Bug #99684 | incorrect determination of big test | ||
---|---|---|---|
Submitted: | 25 May 2020 12:19 | Modified: | 28 May 2020 13:22 |
Reporter: | andy zhang | Email Updates: | |
Status: | Verified | Impact on me: | |
Category: | MySQL Server: Optimizer | Severity: | S3 (Non-critical) |
Version: | 5.6, 5.7, 8.0 | OS: | Any |
Assigned to: | CPU Architecture: | Any | |
Tags: | big test, Optimizer |
[25 May 2020 12:19]
andy zhang
[27 May 2020 13:11]
MySQL Verification Team
Hi Mr. zhang, Thank you for your bug report. best_read is indeed a limit that has to be surpassed in order that a query is denoted as big SELECT. Hence, why do you think that best_rowcount should be used. This variable, best_rowcount, does not take into the account the width of the columns and rows that should be read. Hence, we would like to hear from you a full justification of why you consider your criterium a much better one. Thanks in advance.
[27 May 2020 15:34]
andy zhang
Sinisa, Here is the what reference guide says on the variable max_join_size and sql_big_selects: max_join_size: Do not permit statements that probably need to examine more than max_join_size rows (for single- table statements) or row combinations (for multiple-table statements) or that are likely to do more than max_join_size disk seeks. sql_big_selects: If set to OFF, MySQL aborts SELECT statements that are likely to take a very long time to execute (that is, statements for which the optimizer estimates that the number of examined rows exceeds the value of max_join_size). Thanks!
[28 May 2020 12:01]
MySQL Verification Team
HI Mr. zhang, Yes, the documentation seems to be wrong.

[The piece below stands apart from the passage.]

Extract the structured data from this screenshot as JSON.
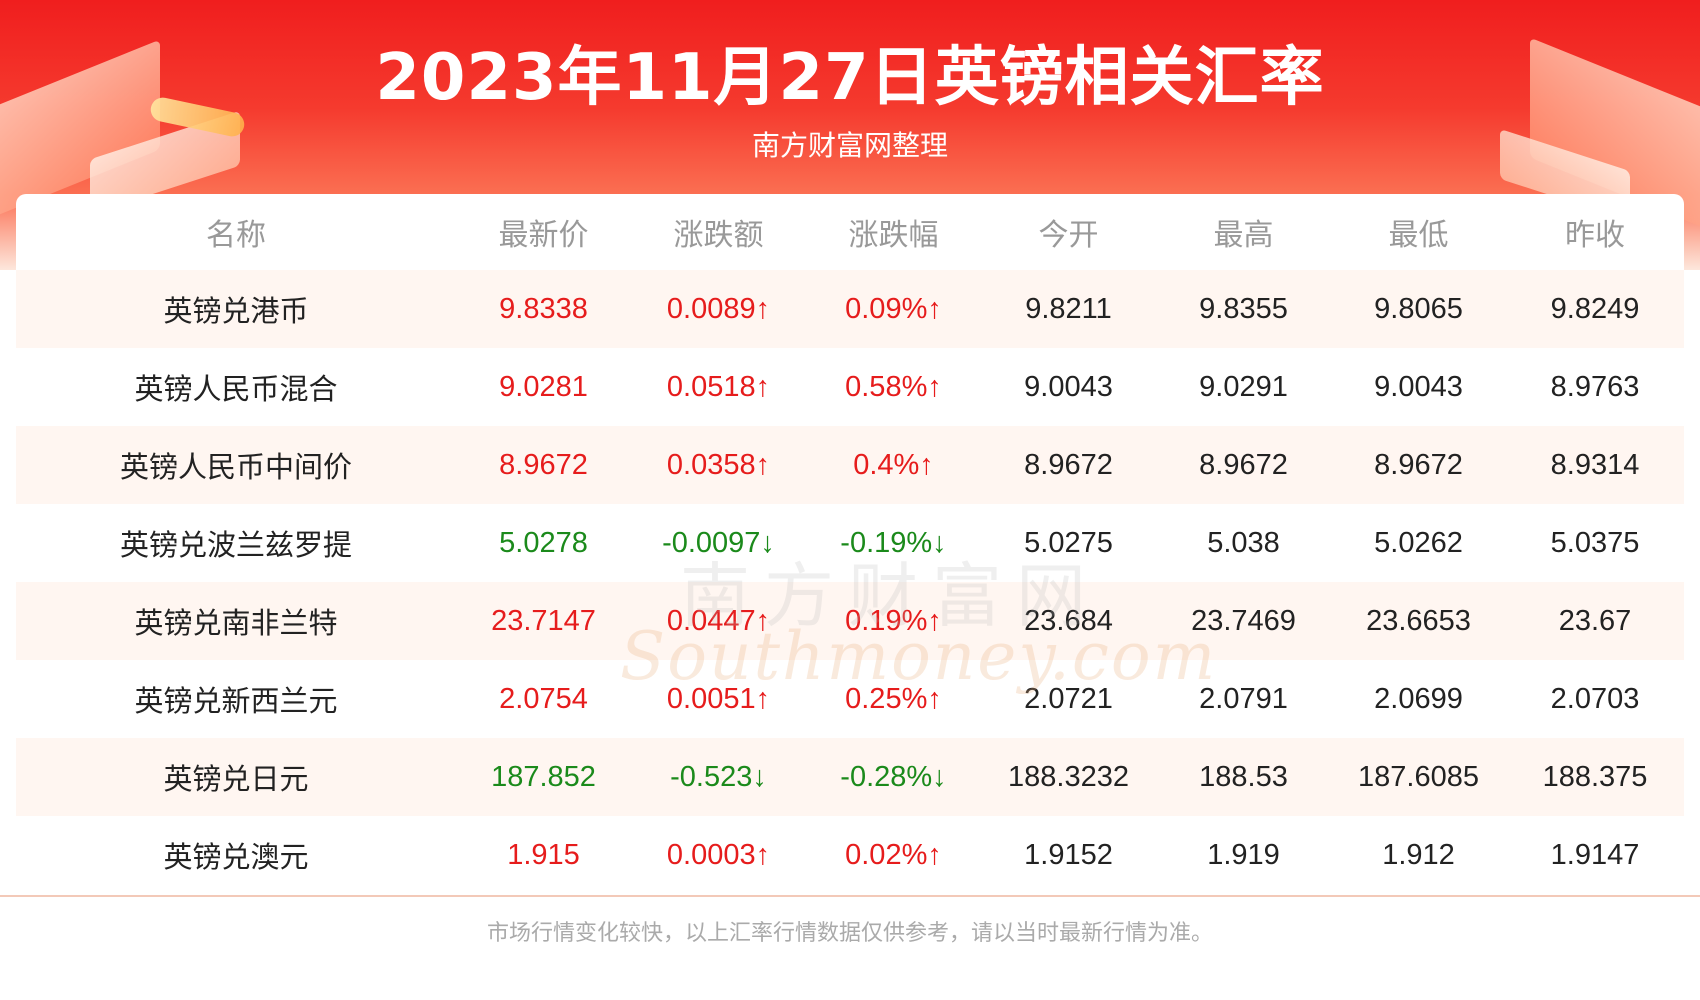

If you agree, I can verify this as a documentation bug.
[28 May 2020 12:42]
andy zhang
That's ok to me.
[28 May 2020 13:22]
MySQL Verification Team
This is now verified as a documentation enhancement bug.
[7 Jun 2022 14:54]
Guilhem Bichot
There is still a problem. The code reads if (!(thd->variables.option_bits & OPTION_BIG_SELECTS) && best_read > (double)thd->variables.max_join_size &&. <===== here is the problem line !thd->lex->is_explain()) { /* purecov: inspected */ my_error(ER_TOO_BIG_SELECT, MYF(0)); error = -1; DBUG_RETURN(1); } so it compares max_join_size to JOIN::best_read, which is an estimate of cost (not of rows), made by the optimizer. Then the doc says: https://dev.mysql.com/doc/refman/8.0/en/server-system-variables.html#sysvar_max_join_size "Do not permit statements that probably need to examine more than max_join_size rows (for single-table statements) or row combinations (for multiple-table statements) or that are likely to do more than max_join_size disk seeks" The part about disk seeks might be consistent with the fact that best_read is a cost, but the part about "more than max_join_size rows" remains false: best_read is not a count of rows, and max_join_size is never compared with a number of rows in code. By the way, the error message only mentions rows, which is wrong: ER_TOO_BIG_SELECT 42000 eng "The SELECT would examine more than MAX_JOIN_SIZE rows; check your WHERE and use SET SQL_BIG_SELECTS=1 or SET MAX_JOIN_SIZE=# if the SELECT is okay" To give an example: I make a 5-table join, all tables have 6 rows. The cost is 935 (as seen in the optimizer trace). When I set max_join_size to 940, it passes; to 930 it fails. It proves again that max_join_size is compared to the cost. The number of rows is 6**5, roughly 7700 for this query, max_join_size is not compared to it.
[8 Jun 2022 12:02]
MySQL Verification Team
HI Guilhem, mon ami, Thank you very much for your comment. We agree with your analysis , which is why we change the category of this report to "Optimiser". Simply, comparison is made between the different types of values.